As a result, the massive waste of fish has been utilized to fabricate flexible nanogenerator that can provide energy to more than 50 LEDs. It is possible with the collagen fibrils present in the fishes that offer the possibility of preparing a crystal-clear and round fish scale.
The primary premise behind the scientist’s work is simple. The Fish scales comprise collagen fibres that contain a piezoelectric property that implies that an electrical current is created in response to placing a mechanical stress. According to the team, they were able to connectthis feature to construct a bio – piezoelectric nanogenerator.
“For this, the scientists first gathered biowaste in the sort of hard, raw scales of fish processing market and then utilized a demineralization procedure to make them flexible and transparent,” explains DipankarMandal, an assistant lecturer, Organic Nano-Piezoelectric Device Laboratory, Department of Physics at the Jadavpur University.
The collagens present in the processed fish scales offer as an active piezoelectric element. “We were able to prepare a bio-piezoelectric nanogeneratorthat is energy harvester with electrodes on both the sides and then covered it,” says Mandal.
While it is well-known that a singular collagen nanofibreshowcases piezoelectric, till now no one has attempted to emphasis on structurally organizing the collagen nanofibrils within the basic fish scales.

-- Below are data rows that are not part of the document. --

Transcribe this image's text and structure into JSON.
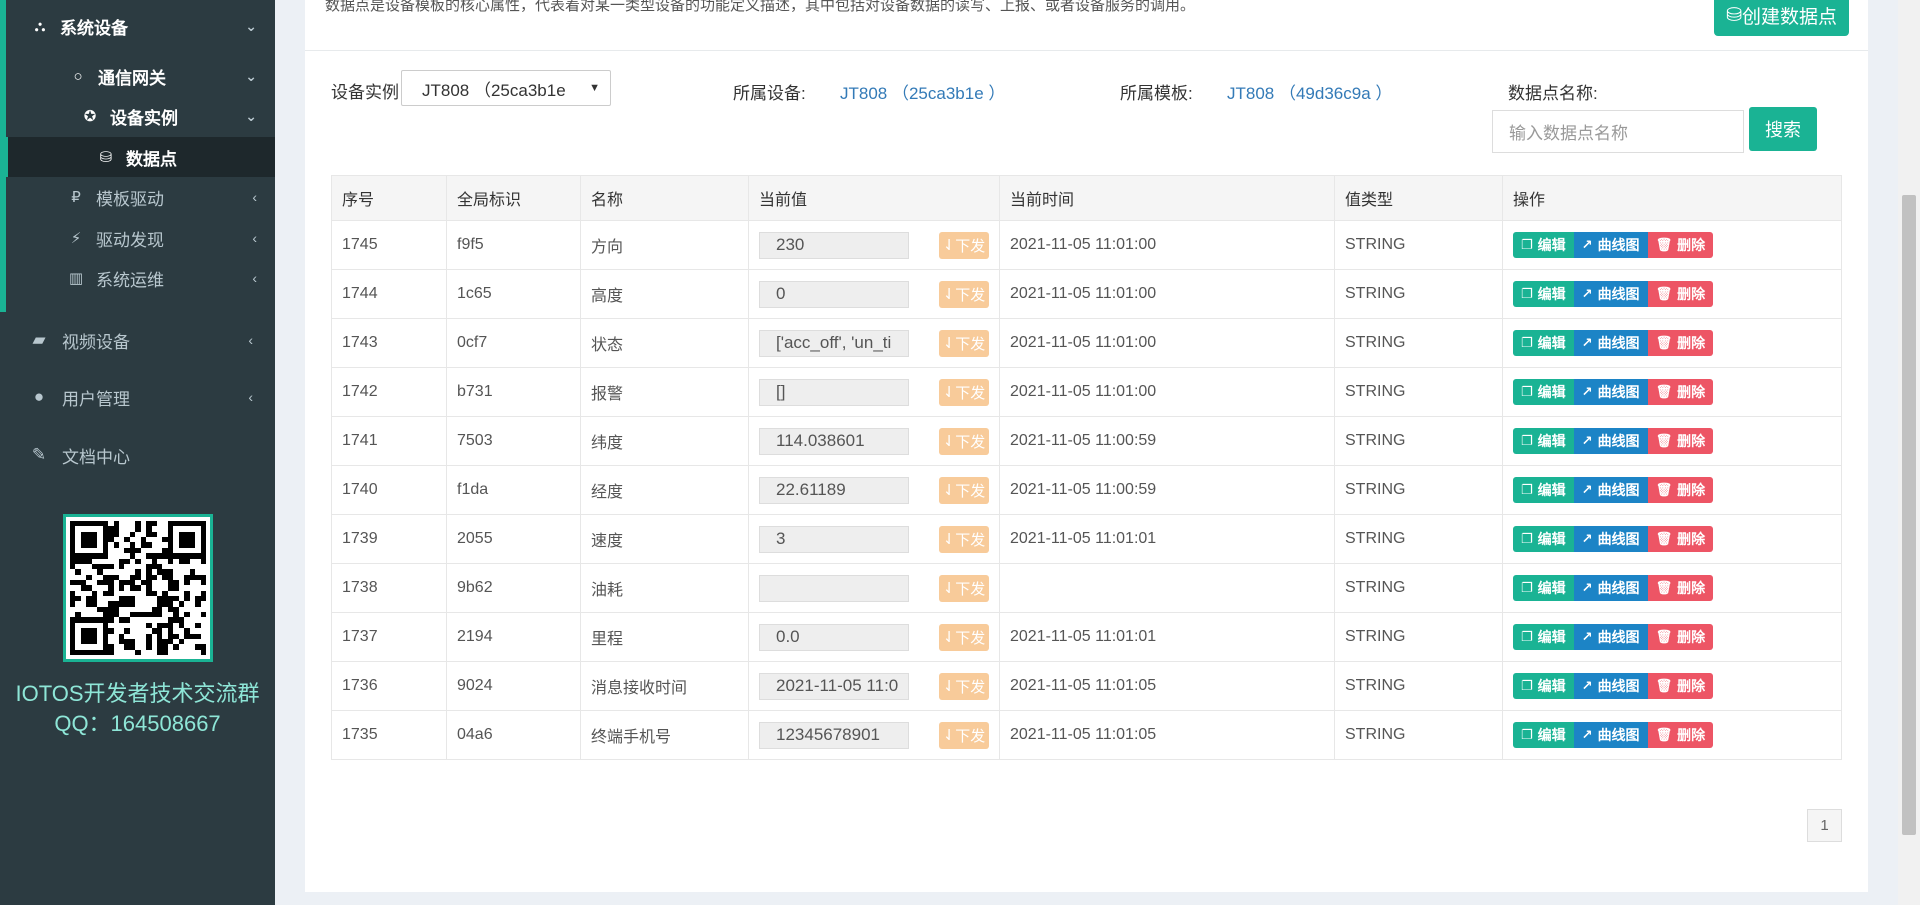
{
  "sidebar": {
    "items": [
      {
        "label": "系统设备",
        "icon": "sitemap-icon",
        "chevron": "⌄"
      },
      {
        "label": "通信网关",
        "icon": "circle-icon",
        "chevron": "⌄"
      },
      {
        "label": "设备实例",
        "icon": "rebel-icon",
        "chevron": "⌄"
      },
      {
        "label": "数据点",
        "icon": "database-icon"
      },
      {
        "label": "模板驱动",
        "icon": "ruble-icon",
        "chevron": "‹"
      },
      {
        "label": "驱动发现",
        "icon": "plug-icon",
        "chevron": "‹"
      },
      {
        "label": "系统运维",
        "icon": "bar-chart-icon",
        "chevron": "‹"
      }
    ],
    "top_items": [
      {
        "label": "视频设备",
        "icon": "video-camera-icon",
        "chevron": "‹"
      },
      {
        "label": "用户管理",
        "icon": "user-icon",
        "chevron": "‹"
      },
      {
        "label": "文档中心",
        "icon": "edit-icon"
      }
    ],
    "qr_caption_1": "IOTOS开发者技术交流群",
    "qr_caption_2": "QQ：164508667"
  },
  "header": {
    "description": "数据点是设备模板的核心属性，代表着对某一类型设备的功能定义描述，其中包括对设备数据的读写、上报、或者设备服务的调用。",
    "create_button": "创建数据点"
  },
  "filters": {
    "instance_label": "设备实例",
    "instance_value": "JT808 （25ca3b1e",
    "device_label": "所属设备:",
    "device_value": "JT808 （25ca3b1e ）",
    "template_label": "所属模板:",
    "template_value": "JT808 （49d36c9a ）",
    "name_label": "数据点名称:",
    "name_placeholder": "输入数据点名称",
    "search_button": "搜索"
  },
  "table": {
    "columns": [
      "序号",
      "全局标识",
      "名称",
      "当前值",
      "当前时间",
      "值类型",
      "操作"
    ],
    "send_label": "下发",
    "edit_label": "编辑",
    "chart_label": "曲线图",
    "delete_label": "删除",
    "rows": [
      {
        "id": "1745",
        "gid": "f9f5",
        "name": "方向",
        "value": "230",
        "time": "2021-11-05 11:01:00",
        "type": "STRING"
      },
      {
        "id": "1744",
        "gid": "1c65",
        "name": "高度",
        "value": "0",
        "time": "2021-11-05 11:01:00",
        "type": "STRING"
      },
      {
        "id": "1743",
        "gid": "0cf7",
        "name": "状态",
        "value": "['acc_off', 'un_ti",
        "time": "2021-11-05 11:01:00",
        "type": "STRING"
      },
      {
        "id": "1742",
        "gid": "b731",
        "name": "报警",
        "value": "[]",
        "time": "2021-11-05 11:01:00",
        "type": "STRING"
      },
      {
        "id": "1741",
        "gid": "7503",
        "name": "纬度",
        "value": "114.038601",
        "time": "2021-11-05 11:00:59",
        "type": "STRING"
      },
      {
        "id": "1740",
        "gid": "f1da",
        "name": "经度",
        "value": "22.61189",
        "time": "2021-11-05 11:00:59",
        "type": "STRING"
      },
      {
        "id": "1739",
        "gid": "2055",
        "name": "速度",
        "value": "3",
        "time": "2021-11-05 11:01:01",
        "type": "STRING"
      },
      {
        "id": "1738",
        "gid": "9b62",
        "name": "油耗",
        "value": "",
        "time": "",
        "type": "STRING"
      },
      {
        "id": "1737",
        "gid": "2194",
        "name": "里程",
        "value": "0.0",
        "time": "2021-11-05 11:01:01",
        "type": "STRING"
      },
      {
        "id": "1736",
        "gid": "9024",
        "name": "消息接收时间",
        "value": "2021-11-05 11:0",
        "time": "2021-11-05 11:01:05",
        "type": "STRING"
      },
      {
        "id": "1735",
        "gid": "04a6",
        "name": "终端手机号",
        "value": "12345678901",
        "time": "2021-11-05 11:01:05",
        "type": "STRING"
      }
    ]
  },
  "pagination": {
    "current": "1"
  },
  "colors": {
    "accent": "#1ab394",
    "link": "#337ab7",
    "sidebar": "#2c3b41",
    "danger": "#ed5565",
    "info": "#1c84c6",
    "warning": "#f8cb9a"
  }
}
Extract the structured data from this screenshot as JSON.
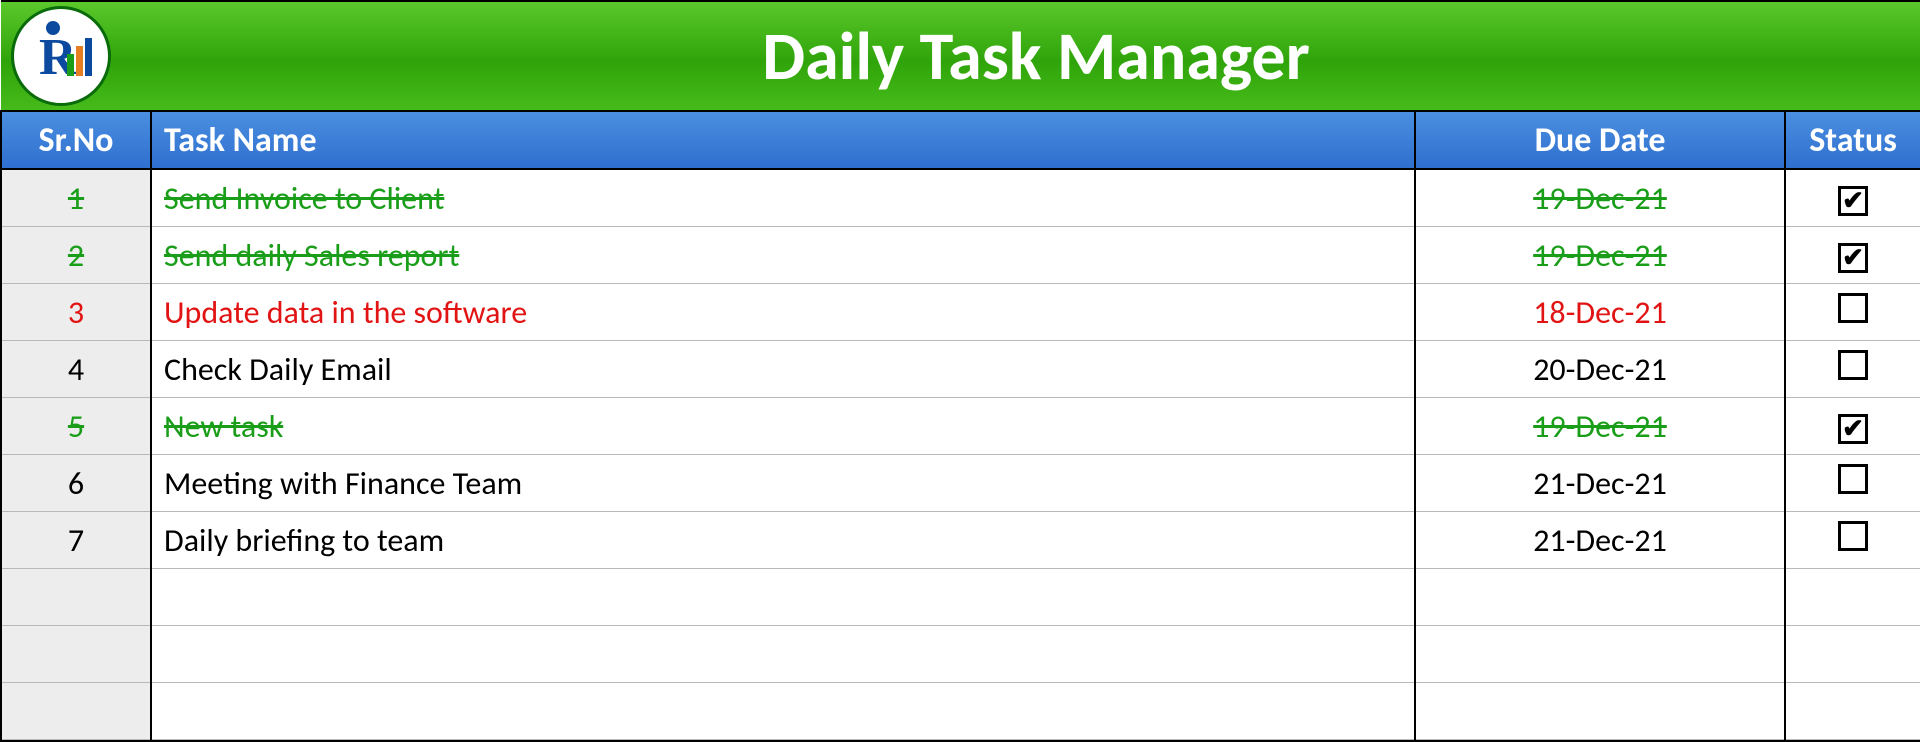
{
  "title": "Daily Task Manager",
  "columns": {
    "sr": "Sr.No",
    "task": "Task Name",
    "due": "Due Date",
    "stat": "Status"
  },
  "rows": [
    {
      "sr": "1",
      "task": "Send Invoice to Client",
      "due": "19-Dec-21",
      "checked": true,
      "state": "done"
    },
    {
      "sr": "2",
      "task": "Send daily Sales report",
      "due": "19-Dec-21",
      "checked": true,
      "state": "done"
    },
    {
      "sr": "3",
      "task": "Update data in the software",
      "due": "18-Dec-21",
      "checked": false,
      "state": "overdue"
    },
    {
      "sr": "4",
      "task": "Check Daily Email",
      "due": "20-Dec-21",
      "checked": false,
      "state": "normal"
    },
    {
      "sr": "5",
      "task": "New task",
      "due": "19-Dec-21",
      "checked": true,
      "state": "done"
    },
    {
      "sr": "6",
      "task": "Meeting with Finance Team",
      "due": "21-Dec-21",
      "checked": false,
      "state": "normal"
    },
    {
      "sr": "7",
      "task": "Daily briefing to team",
      "due": "21-Dec-21",
      "checked": false,
      "state": "normal"
    }
  ],
  "blank_rows": 3,
  "checkmark": "✔"
}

“We wanted to enhance what occurs to the piezoelectric yield when a group of collagen nanofibrils are hierarchically well shifted and self-organized in the fish scales,” he stated. “And we identified that the piezoelectricity present in the collagen of fish is quite big, which we were able to guarantee through direct measurement.”
Beyond that the electric-polarization field hysteresis loop and consequential strain-electric field hysteresis loop is a proof of a converse piezoelectric effect that has occurred by the ‘nonlinear’ electrostriction effect supported by their findings.
The work of this team is the first proven demonstration of the direct piezoelectric effect of fish scales from electricity produced by a bio-piezoelectric nanogenerator under the mechanical boost without the requirement for any post-electronic polling behaviour.
“We very well know the shortcomings of the post-processing treatments of piezoelectric substances,” said Mandal. For exploring the fish-scale self-alignment collagen phenomena, the scientists utilized near-edge X-ray absorption of fine-structure spectroscopy, estimated at the Raja Ramanna Centre for Advanced Technology in Indore, India.
Theoretical and experimental experiments supported them to clarify the energy scavenging functionality of the bio-piezoelectric nanogenerator. It is efficient of scavenging numerous sorts of ambient mechanical energies comprising machine, body movements, wind flow and sound vibrations. Even regularly touching the bio-piezoelectric nanogenerator with a finger can switch on approximately more than 50 LEDs.